Diamanda Galas is in the midst of a rant, and a range of expletives fly as she airs her views on political correctness.
Just as the musician and activist is about to launch into a new diatribe, she stops cold, then lets out a piercing shriek and announces more urgently: My espresso is burning on the stove! This always fucking happens!
Much clattering around in the kitchen of her New York home is down the phone line. The espresso drama resolved, she charges back to the phone and, without missing a beat, continues her tirade about how furious liberals make her, describing them as flaccid and flatulent.
Then the hilarity of the moment hits her, and with a shriek of laughter she proclaims, see, I am the consummate professional -“ I can continue an interview while checking on the burning fucking espresso on the stove.
An interview with Diamanda Galas is unlike most chats with soon-to-visit world music artists. There are no perfectly prepared sound grabs about her approach to her material or what she hopes Australian audiences will get from her show. Diamanda doesn’t seem to have time for that.
She would much rather talk about a wide range of issues, like the gentrification of New York’s artistic lower east side where she lives, her perceived injustices of past and present Turkish governments, her defiance in the face of threats against her, the Bush regime and her hopes for a better future with gay and lesbian world leaders at the fore.
It is the passionate mixture of social issues with Galas’s unique musical talent that have made her a favourite on the world’s musical festival circuit. Critical descriptions of her talents have included such terms as a vocal terrorist and she has been described as singing like a demon going to war.

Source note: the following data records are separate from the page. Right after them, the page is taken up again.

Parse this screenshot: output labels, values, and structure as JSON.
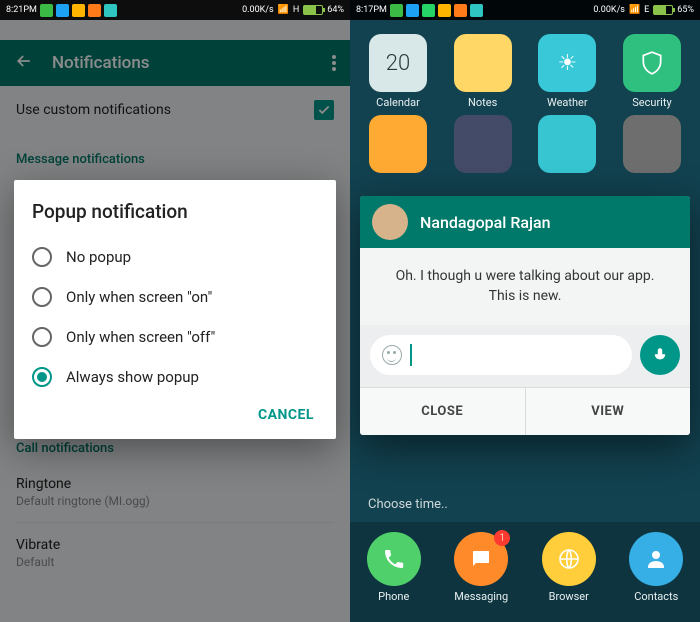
{
  "left": {
    "status": {
      "time": "8:21PM",
      "netspeed": "0.00K/s",
      "net": "H",
      "batt": "64%",
      "batt_pct": 64
    },
    "appbar": {
      "title": "Notifications"
    },
    "settings": {
      "row1": "Use custom notifications",
      "section_msg": "Message notifications",
      "section_call": "Call notifications",
      "ringtone_lbl": "Ringtone",
      "ringtone_sub": "Default ringtone (MI.ogg)",
      "vibrate_lbl": "Vibrate",
      "vibrate_sub": "Default"
    },
    "dialog": {
      "title": "Popup notification",
      "options": [
        "No popup",
        "Only when screen \"on\"",
        "Only when screen \"off\"",
        "Always show popup"
      ],
      "selected": 3,
      "cancel": "CANCEL"
    }
  },
  "right": {
    "status": {
      "time": "8:17PM",
      "netspeed": "0.00K/s",
      "net": "E",
      "batt": "65%",
      "batt_pct": 65
    },
    "home": {
      "row1": [
        {
          "name": "Calendar",
          "glyph": "20"
        },
        {
          "name": "Notes",
          "glyph": ""
        },
        {
          "name": "Weather",
          "glyph": ""
        },
        {
          "name": "Security",
          "glyph": ""
        }
      ],
      "choose_time": "Choose time..",
      "dock": [
        {
          "name": "Phone"
        },
        {
          "name": "Messaging",
          "badge": "1"
        },
        {
          "name": "Browser"
        },
        {
          "name": "Contacts"
        }
      ]
    },
    "popup": {
      "contact": "Nandagopal Rajan",
      "message": "Oh. I though u were talking about our app. This is new.",
      "close": "CLOSE",
      "view": "VIEW"
    }
  }
}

Described as the Queen of Scream for her opera-trained four-octave vocal range, hers is a voice that sears from guttural and gravelly shrieks to searing high notes.
Born to Greek parents in San Diego, Galas, 49, is returning to Australia for her third visit, her first since 2001.
She begins her tour at Melbourne’s Arts Centre with one performance of Defixiones: Orders from the Dead on 7 October, and one of Songs of Exile on 10 October.
She then tours the show Guilty, Guilty, Guilty to Brisbane and Adelaide before playing at Sydney’s State Theatre on 21 October.
Defixiones: Orders from the Dead tells of the forgotten Armenian, Assyrian and Greek genocides that occurred between 1914 and 1923. The tale is based on witness accounts of the atrocities and told through music, drama and narrative.
Songs of Exile is a song cycle that follows the flight of poets and authors forced to live in exile and as outlaws. Sung in six languages, the show features Galas’s original compositions set to the worlds of poets like Vallejo (Peru), Celan (Romania) and Michaux (Belgium).
Guilty, Guilty, Guiltyis a program of tragic love songs and death songs, presenting an eclectic repertoire including O. V. Wright’s Eight Men and Four Women, Edith Piaf’s Heaven Have Mercy as well as I’m So Lonesome I Could Cry by Hank Williams.
I think of myself as a documentary performer -“ I am a forensic composer, she says.
I discuss events as they take place, not in the parlour room of my own life. I do masses, in which I take specific events, as Defixiones with the genocides or as Plague Mass did with the AIDS crisis.
In that sense, I am not being inventive as far as the material is concerned. I am doing non-fiction, as the people who have written masses for centuries have. They discuss the events they feel there has not been enough response to.
Creating her works of searing passion and political outrage does come at a cost, as not everyone likes the comments Galas makes.
Creating these things has always been very ugly, and the resistance I have had to them has been ugly, she says.
You can’t imagine the insults you get when you do this kind of work. It scares my family because they don’t know what might happen. But I always say to them I am living in America and here I feel relatively safe.
That said, she is not too thrilled about living under the continuing reign of George W. Bush as the US President. The current political climate hardly promotes freedom of expression, but Galas says she is not about to turn quiet.
I might have been scared, but it has not stopped me, she says.
I believe, as an agnostic, that I only have one life and I want to tell the truth while I am here. What can people do, really? They can call me a fucking arsehole, they can call me all kinds of things, but unless they kill me, there is not that much they can do.
Then she thinks for a moment and adds, except not to publish me (or let me perform). That is the most terrifying form of censorship.
One of her most famous works was Plague Mass, her response to the AIDS crisis. A 1991 performance of the show in New York’s Cathedral of St John the Divine saw her smeared with blood, stripped to the waist and strung up on a cross. Her playwright brother Phillip died of AIDS, and Diamanda has the words we are all HIV+ tattooed across the knuckles of one hand.
Having survived that time, Galas has brighter hopes for the future, with a great faith in the emergence of gay and lesbian leaders around the world to bring together conflicted and disparate cultures into some kind of working harmony.
I think the people who have the greatest potential are going to be the gay and lesbian populations, she says.
They are born outlaws in every culture. The people who are the biggest outlaws, who have nothing to lose, are the ones born to lead. They have no other choice. If they can get out of the basements the governments have hidden them in, then they have a chance of changing the world.